We're just about ready to eat, so let's look at this fish ...

Hake. It's an ugly brute! Gut and remove the scales. Hake has a set of tough spines top and belly, so watch out as you work. I'd recommend leaving them on, since once cooked, those spines assist in the removal of the skin and the rest of the bone structure.

Head off. Chop straight through the fish, through the backbone, knocking your knife through with a rolling pin. You need a good, strong Chef's knife for this; better, a cleaver.

You'll get four good thick steaks from the front of the fish, the rear can then be filleted along the backbone to release two good tail fillets. We're going to have the thick steaks tonight.

Simply settle the fish into a steamer and steam away for about 15 minutes. Too little and the interior of the fish won't quite be done, nor will the skin and bones slip off. 15 minutes is about right.

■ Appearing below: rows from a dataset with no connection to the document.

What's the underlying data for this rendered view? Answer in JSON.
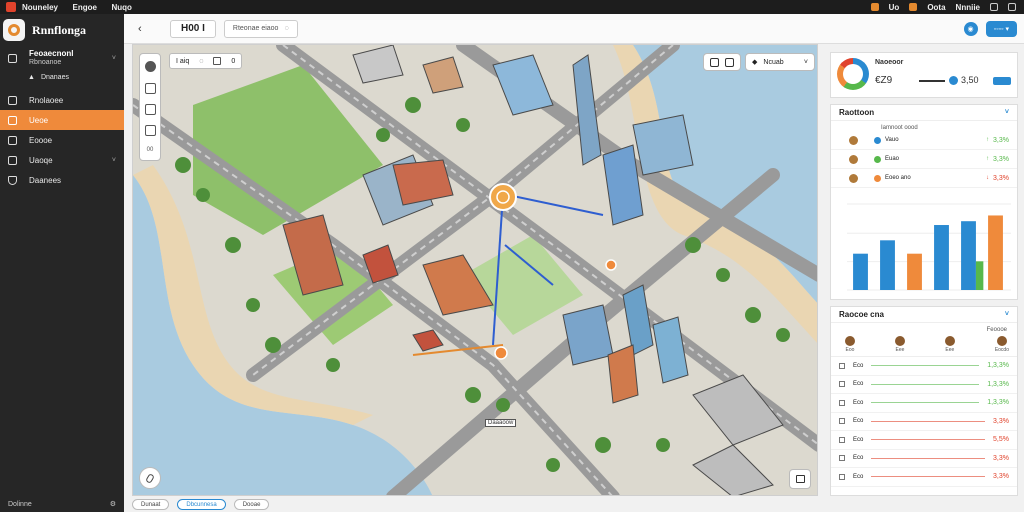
{
  "app": {
    "menu": [
      "Nouneley",
      "Engoe",
      "Nuqo"
    ],
    "top_right": [
      "Uo",
      "Oota",
      "Nnniie"
    ]
  },
  "sidebar": {
    "brand": "Rnnflonga",
    "sub_title": "Feoaecnonl",
    "sub_value": "Rbnoanoe",
    "sub_item": "Dnanaes",
    "items": [
      {
        "label": "Rnolaoee",
        "icon": "map-icon"
      },
      {
        "label": "Ueoe",
        "icon": "layers-icon",
        "active": true
      },
      {
        "label": "Eoooe",
        "icon": "grid-icon"
      },
      {
        "label": "Uaoqe",
        "icon": "calendar-icon"
      },
      {
        "label": "Daanees",
        "icon": "shield-icon"
      }
    ],
    "footer": "Dolinne"
  },
  "toolbar": {
    "title": "H00 I",
    "search_text": "Rteonae eiaoo"
  },
  "map": {
    "search_text": "I aiq",
    "control_text": "Ncuab",
    "zoom_label": "00",
    "place_label": "Daaaoow"
  },
  "bottom_tabs": [
    "Dunaat",
    "Dbcunnesa",
    "Dooae"
  ],
  "summary": {
    "label": "Naoeoor",
    "value1": "€Z9",
    "value2": "3,50"
  },
  "breakdown": {
    "title": "Raottoon",
    "subhead": "Iamnoot oood",
    "rows": [
      {
        "label": "Vauo",
        "pct": "3,3%",
        "color": "#2a8ad1"
      },
      {
        "label": "Euao",
        "pct": "3,3%",
        "color": "#57b84b"
      },
      {
        "label": "Eoeo ano",
        "pct": "3,3%",
        "color": "#ef8a3b"
      }
    ]
  },
  "chart_data": {
    "type": "bar",
    "categories": [
      "",
      "",
      "",
      "",
      "",
      ""
    ],
    "values": [
      38,
      52,
      38,
      68,
      72,
      78
    ],
    "colors": [
      "#2a8ad1",
      "#2a8ad1",
      "#ef8a3b",
      "#2a8ad1",
      "#2a8ad1",
      "#ef8a3b"
    ],
    "overlay": {
      "index": 4,
      "value": 30,
      "color": "#57b84b"
    },
    "ylim": [
      0,
      90
    ],
    "title": "",
    "xlabel": "",
    "ylabel": ""
  },
  "ranking": {
    "title": "Raocoe cna",
    "subhead": "Feoooe",
    "avatars": [
      "Eoo",
      "Eee",
      "Eee",
      "Eocdo"
    ],
    "rows": [
      {
        "label": "Eco",
        "value": "1,3,3%",
        "color": "#57b84b"
      },
      {
        "label": "Eco",
        "value": "1,3,3%",
        "color": "#57b84b"
      },
      {
        "label": "Eco",
        "value": "1,3,3%",
        "color": "#57b84b"
      },
      {
        "label": "Eco",
        "value": "3,3%",
        "color": "#e0432c"
      },
      {
        "label": "Eco",
        "value": "5,5%",
        "color": "#e0432c"
      },
      {
        "label": "Eco",
        "value": "3,3%",
        "color": "#e0432c"
      },
      {
        "label": "Eco",
        "value": "3,3%",
        "color": "#e0432c"
      }
    ]
  }
}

Meanwhile, with a little coconut oil in a frying pan, fry off some kale until crispy. My Mrs fancied some chips (pictured), so I made a few, par boiling in the steaming water and shallow frying in goose fat.

Fish ready, simply pull the spines and the skin will remove. If you're lucky, the spine will also come with it and you'll be left with the two sides of the fish still just about held together. You can leave it on the spine and simply remove the flesh as you eat - no issue there.

Plate up ...

Kale in a bowl, Rat alongside, fish over. Chips alongside are optional.